MCQs. Bold the correct response

1) Administration of an MAO inhibitor would most likely cause changes in the CNS concentration of:

a) acetylcholine b) histamine c) norepinephrine

2. Therapeutic use(s) of antidepressants include(s):

a) severe anxiety disorder b) post-traumatic stress disorder c) panic-agoraphobia d)


endogenous depression e) all of the above

3. Which class of antidepressants requires dietary restrictions?

a) MAOIs b) SSRIs c) TCAs d)SNRIs

4. Less than 25% decrease in baseline symptoms is

a) Response b) Remission c) Non-response d) Partial response

5) Combination of MAOIs and SSRIs can cause:

a) excess of norepinephrine in the body b) excess of serotonin in the body

c) decreased levels of serotonin d) decreased levels of norepinephrine

6) Sertraline (Zoloft), Citalopram (Celexa), Fluoxetine (Prozac), these drugs belong to the following class
of antidepressants:

a) MAOIs b) SSRIs c) TCAs d)SNRIs

7) ___________ are mostly used as a last resort in cases where other antidepressants have failed.

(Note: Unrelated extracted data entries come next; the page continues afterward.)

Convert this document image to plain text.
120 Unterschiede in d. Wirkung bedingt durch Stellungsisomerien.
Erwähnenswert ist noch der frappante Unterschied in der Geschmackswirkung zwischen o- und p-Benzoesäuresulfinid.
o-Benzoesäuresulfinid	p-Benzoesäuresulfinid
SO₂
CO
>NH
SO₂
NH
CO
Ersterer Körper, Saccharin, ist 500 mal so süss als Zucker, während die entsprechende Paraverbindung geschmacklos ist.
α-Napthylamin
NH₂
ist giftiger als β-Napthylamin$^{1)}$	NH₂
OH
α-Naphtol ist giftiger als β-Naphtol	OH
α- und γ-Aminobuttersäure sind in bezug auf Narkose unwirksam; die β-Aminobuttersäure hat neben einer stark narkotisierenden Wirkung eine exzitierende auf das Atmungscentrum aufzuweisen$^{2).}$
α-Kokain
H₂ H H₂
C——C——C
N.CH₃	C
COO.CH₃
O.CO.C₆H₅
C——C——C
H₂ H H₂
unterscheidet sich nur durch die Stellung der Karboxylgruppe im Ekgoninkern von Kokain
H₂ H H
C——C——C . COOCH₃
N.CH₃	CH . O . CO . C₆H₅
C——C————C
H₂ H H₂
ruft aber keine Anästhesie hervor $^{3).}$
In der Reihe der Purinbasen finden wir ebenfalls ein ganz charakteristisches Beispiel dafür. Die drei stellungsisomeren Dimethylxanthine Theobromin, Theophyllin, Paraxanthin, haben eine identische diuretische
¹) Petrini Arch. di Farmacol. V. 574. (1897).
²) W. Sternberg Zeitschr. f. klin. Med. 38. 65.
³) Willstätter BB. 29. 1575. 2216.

a) MAOIs b) SSRIs c) TCAs d)SNRIs

8) What does this statement mean “depression is an illness with broken circadian clock”?

a) Depression causes change in appetite b) depression is an illness characterized by low mood

c) Depression alters the sleep wake cycle

9) People in which age group have best chances of response to antidepressants and also best tolerability?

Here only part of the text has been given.